Outra polémica envolveu a escolha da atriz Lupita Nyong’o, de origem queniana, para interpretar Helena de Troia, tradicionalmente descrita por Homero como de pele clara. Nas redes sociais, figuras como o comentador Matt Walsh acusaram a produção de “reinterpretação ideológica”, críticas que chegaram a ser apoiadas por Elon Musk.

Por outro lado, vários académicos e especialistas em literatura clássica consideraram o debate exagerado. Alguns lembram que Helena tem um papel relativamente pequeno na Odisseia, e que os mitos gregos sempre foram reinterpretados ao longo da história. Para estes estudiosos, o mais importante é o caráter simbólico da narrativa, não uma reconstrução histórica literal.

Mitologia vs. “realismo”

Outra linha de crítica surgiu da comparação com filmes anteriores, como Troy (2004), com Brad Pitt. Parte do público exigiu maior “fidelidade visual”, questionando até detalhes como armaduras ou o design dos navios, apesar de se tratar de uma obra mitológica.
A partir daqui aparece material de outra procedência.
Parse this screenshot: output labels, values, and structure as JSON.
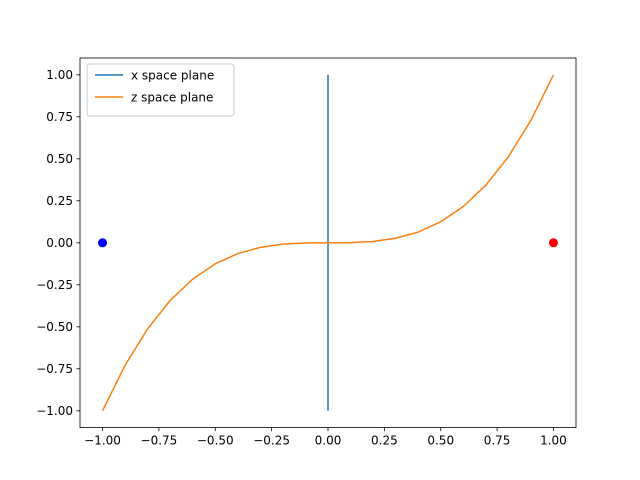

Especialistas em estudos clássicos argumentam que existe hoje uma tendência de tratar mitos como se fossem documentos históricos, quando, na verdade, fazem parte de tradições narrativas abertas e reinterpretadas continuamente.

O problema dos sotaques

Outra polémica surgiu com o uso de sotaques modernos no trailer. Personagens como Telemaco, interpretado por Tom Holland, falam com um inglês americano contemporâneo, o que levou alguns espectadores a considerar o tom “fora de época”.
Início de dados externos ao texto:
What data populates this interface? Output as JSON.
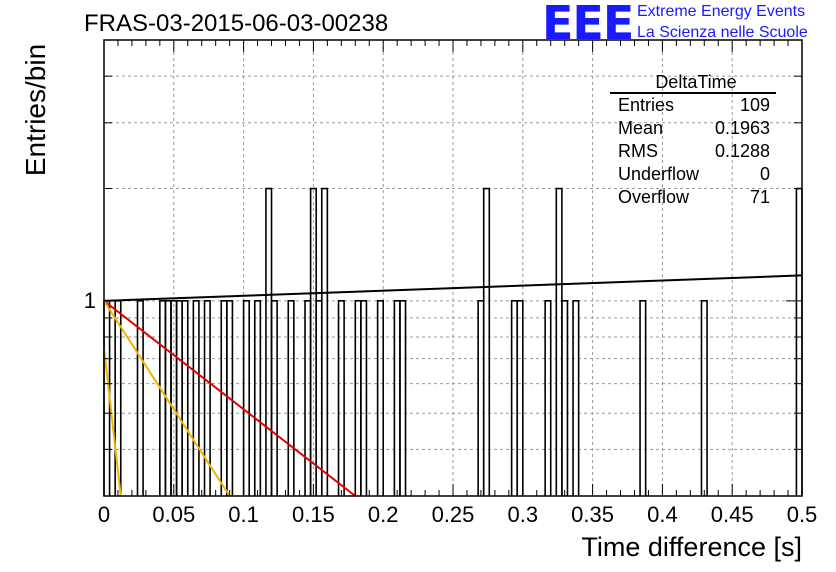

Críticos mais favoráveis à decisão lembram que qualquer tentativa de reproduzir a fala do mundo antigo seria inevitavelmente artificial. Além disso, a tradição do cinema épico sempre recorreu a sotaques modernos — frequentemente britânicos — como convenção estilística.

Por que o filme virou alvo

Para muitos analistas, a intensidade da controvérsia está ligada ao próprio estatuto de Nolan e à escala do projeto. Os seus filmes são eventos culturais globais, amplamente discutidos antes mesmo da estreia, o que amplifica qualquer decisão criativa.

Além disso, The Odyssey adapta uma das obras mais influentes da literatura mundial, o que faz com que qualquer alteração seja imediatamente debatida por diferentes públicos, desde fãs de cinema até estudiosos de clássicos.

Uma obra inevitavelmente polarizadora

Apesar das críticas, alguns especialistas apontam que esta controvérsia pode ser precisamente o que garante o sucesso do filme. Nolan é conhecido por obras ambiciosas e pouco convencionais, e a sua abordagem ao épico de Homero segue essa linha.

No fim, The Odyssey tornou-se polémico não apesar da sua escala e ambição, mas por causa delas — um reflexo de como mitos antigos continuam a ser campos de disputa cultural no presente.